Dejó de llover. Bernie paró el limpiaparabrisas.
– Seguro que a ella no le habría parecido bien que viviera solo, como un ermitaño. Seguro que quería que se casara de nuevo.
«¡Vaya! -pensó Chee-. Hace falta valor. A ver cómo reacciona ahora el lugarteniente Leaphorn».
Leaphorn se rió.
– Exactamente, así lo quería; pero no con la profesora Bourebonette. En el hospital, antes de la intervención, me dijo que si las cosas salían mal, me acordara de la tradición de los navajos.
– ¿Casarse con su hermana? -preguntó Bernie-. ¿Tiene una cuñada soltera?
– Sí -dijo Leaphorn-. Los consejos de Emma casi siempre eran buenos, pero a su hermana, la idea le hacía tan poca gracia como a mí.
– Estoy segura de que a su mujer le habría parecido bien la profesora Bourebonette -dijo Bernie-, quiero decir, para casarse con ella.
Si Chee no hubiera estado presente cuando Bernie se negó a entregar el arma de mano a Leaphorn unas horas antes, no habría podido creer lo que oía.
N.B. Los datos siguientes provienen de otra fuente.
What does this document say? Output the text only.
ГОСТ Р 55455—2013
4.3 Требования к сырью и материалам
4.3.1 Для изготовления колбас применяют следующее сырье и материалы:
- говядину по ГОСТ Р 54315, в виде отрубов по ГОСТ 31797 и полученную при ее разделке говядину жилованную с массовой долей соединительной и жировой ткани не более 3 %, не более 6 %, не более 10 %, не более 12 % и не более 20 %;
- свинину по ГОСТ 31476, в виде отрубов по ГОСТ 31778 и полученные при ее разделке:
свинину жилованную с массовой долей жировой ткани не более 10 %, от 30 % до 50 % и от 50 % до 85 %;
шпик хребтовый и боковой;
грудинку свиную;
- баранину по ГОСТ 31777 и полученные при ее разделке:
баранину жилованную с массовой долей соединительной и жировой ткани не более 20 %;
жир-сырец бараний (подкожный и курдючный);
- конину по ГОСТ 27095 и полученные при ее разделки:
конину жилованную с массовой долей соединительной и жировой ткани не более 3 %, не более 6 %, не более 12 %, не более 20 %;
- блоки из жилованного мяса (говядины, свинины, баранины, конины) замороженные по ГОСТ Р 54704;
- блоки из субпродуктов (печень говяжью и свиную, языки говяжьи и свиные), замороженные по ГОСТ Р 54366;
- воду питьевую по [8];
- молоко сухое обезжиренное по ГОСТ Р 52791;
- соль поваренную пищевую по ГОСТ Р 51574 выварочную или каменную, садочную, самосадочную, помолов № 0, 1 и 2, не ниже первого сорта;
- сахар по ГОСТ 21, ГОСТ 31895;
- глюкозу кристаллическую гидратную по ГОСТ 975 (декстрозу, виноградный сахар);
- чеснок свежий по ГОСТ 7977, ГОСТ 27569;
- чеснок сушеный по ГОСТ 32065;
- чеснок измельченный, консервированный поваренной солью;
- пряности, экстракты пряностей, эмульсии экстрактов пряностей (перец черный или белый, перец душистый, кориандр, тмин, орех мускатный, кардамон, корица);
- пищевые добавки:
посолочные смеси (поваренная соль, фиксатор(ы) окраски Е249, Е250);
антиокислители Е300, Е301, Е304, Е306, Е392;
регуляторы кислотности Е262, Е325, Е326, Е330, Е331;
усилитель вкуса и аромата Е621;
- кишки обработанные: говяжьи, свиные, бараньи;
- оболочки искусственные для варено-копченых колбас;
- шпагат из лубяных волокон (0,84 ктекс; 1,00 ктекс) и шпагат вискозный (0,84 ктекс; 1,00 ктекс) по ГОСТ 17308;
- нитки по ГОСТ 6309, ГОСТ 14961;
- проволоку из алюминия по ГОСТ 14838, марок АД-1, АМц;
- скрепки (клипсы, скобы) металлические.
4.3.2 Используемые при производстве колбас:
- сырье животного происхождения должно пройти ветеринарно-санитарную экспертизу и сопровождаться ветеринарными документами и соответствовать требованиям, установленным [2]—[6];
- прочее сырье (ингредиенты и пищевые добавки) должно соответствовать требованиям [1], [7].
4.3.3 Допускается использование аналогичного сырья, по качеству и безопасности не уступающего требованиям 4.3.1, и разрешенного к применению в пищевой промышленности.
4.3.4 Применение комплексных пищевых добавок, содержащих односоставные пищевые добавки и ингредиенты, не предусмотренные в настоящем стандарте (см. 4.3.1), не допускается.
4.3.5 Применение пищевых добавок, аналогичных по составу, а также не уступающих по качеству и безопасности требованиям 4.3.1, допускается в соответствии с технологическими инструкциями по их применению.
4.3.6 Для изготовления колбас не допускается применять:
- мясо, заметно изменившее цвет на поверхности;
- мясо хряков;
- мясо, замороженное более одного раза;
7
Esperó en silencio, hasta que Leaphorn dijo:
– ¿Sabes, Bernie? Ahora que lo dices, yo también lo creo.
«¡Qué mujer, esta agente Bernadette Manuelito!». Chee se acordó de la inquietud que le había producido, inconscientemente, la visita de Bernie a su caravana, el día en que fue a pedirle ayuda para su amigo herido. Eran celos, claro, aunque en aquel momento no quisiera reconocerlo. Y entonces, volvió a sentir lo mismo.
– Bernie -dijo Chee-. ¿Qué tal se encuentra Teddy Bai?
– Mucho mejor -dijo Bernie.
– ¿Has hablado con él?
– Rosemary habló con él -replicó-. Me dijo que se está recuperando tan deprisa que no tendrán que retrasar la boda.
– Bien, bien -dijo Chee-. ¡Vaya, qué gran noticia! -añadió, de todo corazón.